La idea de un genio escribiendo para nadie más que él y guardando sus textos en un cajón es demasiado seductora. Probablemente sea cierta. Lo sublime es que ese mito outsider está acompañado por una obra breve y concisa que tiene la potencia de un cross a la mandíbula. El guardián en el centeno, Nueve cuentos, Franny y Zooey, Levantad, carpinteros, la viga del tejado y Seymour, una introducción. Cuatro libros que apuntan directamente al corazón (seamos cursis, digamos lo insostenible). Novelas cortas y relatos que son como un rompecabezas maravilloso en el que podés encontrar el reflejo de tu propia vida bifurcada. Sólo cambian algunos nombres, algunas fechas, algunos hechos, pero así es la vida. Los diálogos sobre la nada y los silencios incómodos. El pasado que vuelve en forma de fichas que te perforan el cerebro y la devoción por una mina que ama los gatitos. La nostalgia inmensa que inunda cada lugar donde hubo algo que ya no está. Una narrativa que trafica poesía y una conjunción de imágenes imposibles de olvidar. Allí está Holden Caufield caminando por New York y hablando a la distancia con su hermano muerto. Allí está la lágrima de Jane cayendo sobre el tablero de ajedrez. Allí está el novio bobo de Franny impávido ante su crisis existencial. Allí está Buddy aguantando la sarta de pavadas que dicen sobre su hermano pirado. Allí está la madre de los Glass interrumpiendo el baño de Zooey. Y sobre todo allí está Seymour (de quien todos hablan pero nadie ve, representante obvio de Salinger en su obra) volándose la cabeza con una Ortgies calibre 7,65 porque parece no poder soportar el amor y la sordidez que emana de las cosas. Imágenes inquietantes, que unen con tal perfección la ternura y la perversión que nos hacen preguntar por qué razón este mundo de mierda es tan complicado.

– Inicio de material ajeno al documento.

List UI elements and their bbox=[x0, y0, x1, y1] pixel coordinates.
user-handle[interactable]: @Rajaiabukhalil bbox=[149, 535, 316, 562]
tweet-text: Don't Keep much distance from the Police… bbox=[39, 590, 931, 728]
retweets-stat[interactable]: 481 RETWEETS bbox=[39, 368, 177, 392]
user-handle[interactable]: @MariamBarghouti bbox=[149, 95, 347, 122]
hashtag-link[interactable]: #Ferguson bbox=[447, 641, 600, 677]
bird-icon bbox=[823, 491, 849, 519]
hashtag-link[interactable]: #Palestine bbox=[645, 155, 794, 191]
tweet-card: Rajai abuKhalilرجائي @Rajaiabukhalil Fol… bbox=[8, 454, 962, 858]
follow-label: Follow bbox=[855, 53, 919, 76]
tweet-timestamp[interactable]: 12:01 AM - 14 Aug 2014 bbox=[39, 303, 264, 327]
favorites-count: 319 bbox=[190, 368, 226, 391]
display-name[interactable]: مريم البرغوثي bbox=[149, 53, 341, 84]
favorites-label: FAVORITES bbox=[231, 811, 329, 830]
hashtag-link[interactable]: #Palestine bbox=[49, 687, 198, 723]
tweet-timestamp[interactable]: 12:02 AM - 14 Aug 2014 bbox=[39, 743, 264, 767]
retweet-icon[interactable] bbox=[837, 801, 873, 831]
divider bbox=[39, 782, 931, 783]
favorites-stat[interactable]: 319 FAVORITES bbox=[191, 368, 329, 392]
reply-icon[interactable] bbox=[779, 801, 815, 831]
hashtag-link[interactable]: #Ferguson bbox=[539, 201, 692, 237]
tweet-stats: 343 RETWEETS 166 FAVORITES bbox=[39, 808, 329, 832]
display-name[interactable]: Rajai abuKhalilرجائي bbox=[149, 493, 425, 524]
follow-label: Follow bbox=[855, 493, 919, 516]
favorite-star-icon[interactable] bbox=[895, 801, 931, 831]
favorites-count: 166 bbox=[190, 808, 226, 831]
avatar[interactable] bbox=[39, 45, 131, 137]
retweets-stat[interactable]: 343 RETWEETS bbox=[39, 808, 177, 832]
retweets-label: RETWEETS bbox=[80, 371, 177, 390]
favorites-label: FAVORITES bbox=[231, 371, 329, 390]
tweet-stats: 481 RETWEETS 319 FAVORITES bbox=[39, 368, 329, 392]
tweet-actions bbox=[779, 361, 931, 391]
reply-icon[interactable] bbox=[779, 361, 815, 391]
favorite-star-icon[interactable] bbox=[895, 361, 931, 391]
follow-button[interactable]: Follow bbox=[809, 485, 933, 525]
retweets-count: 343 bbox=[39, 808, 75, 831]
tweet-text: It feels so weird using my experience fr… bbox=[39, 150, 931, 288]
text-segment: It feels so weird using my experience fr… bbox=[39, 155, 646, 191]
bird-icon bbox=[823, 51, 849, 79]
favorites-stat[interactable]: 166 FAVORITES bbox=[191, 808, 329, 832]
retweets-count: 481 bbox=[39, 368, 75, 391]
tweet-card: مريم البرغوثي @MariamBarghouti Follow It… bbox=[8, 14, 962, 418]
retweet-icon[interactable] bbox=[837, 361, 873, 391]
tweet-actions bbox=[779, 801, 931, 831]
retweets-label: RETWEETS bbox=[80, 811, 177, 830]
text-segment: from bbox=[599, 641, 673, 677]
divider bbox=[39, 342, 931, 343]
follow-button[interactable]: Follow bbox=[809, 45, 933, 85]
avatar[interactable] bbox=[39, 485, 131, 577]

Leer a Salinger invita al llanto porque no se puede escribir de ese modo y conocer tan profundamente cómo es la tristeza, cómo es la melancolía, cómo es el amor, cómo son las efímeras epifanías de la vida cotidiana, cómo son los recuerdos y los fantasmas que nos atormentan, sin terminar convirtiéndote en un loco ermitaño del carajo.
Salinger nos pregunta si estamos preparados para ser lo que deseamos en el mundo atroz de los adultos, si estamos seguros que queremos dar ese paso al precipicio que tanto mortifica a Holden. Su literatura nos responde que el precio de la libertad, el costo de hacerla nuestra y tirar por el inodoro los preceptos desquiciados de esta sociedad, muchas veces se paga con la soledad o la locura. Dos caras de una misma moneda. Lloren, chicos, lloren: se murió Salinger, se murió el más grande.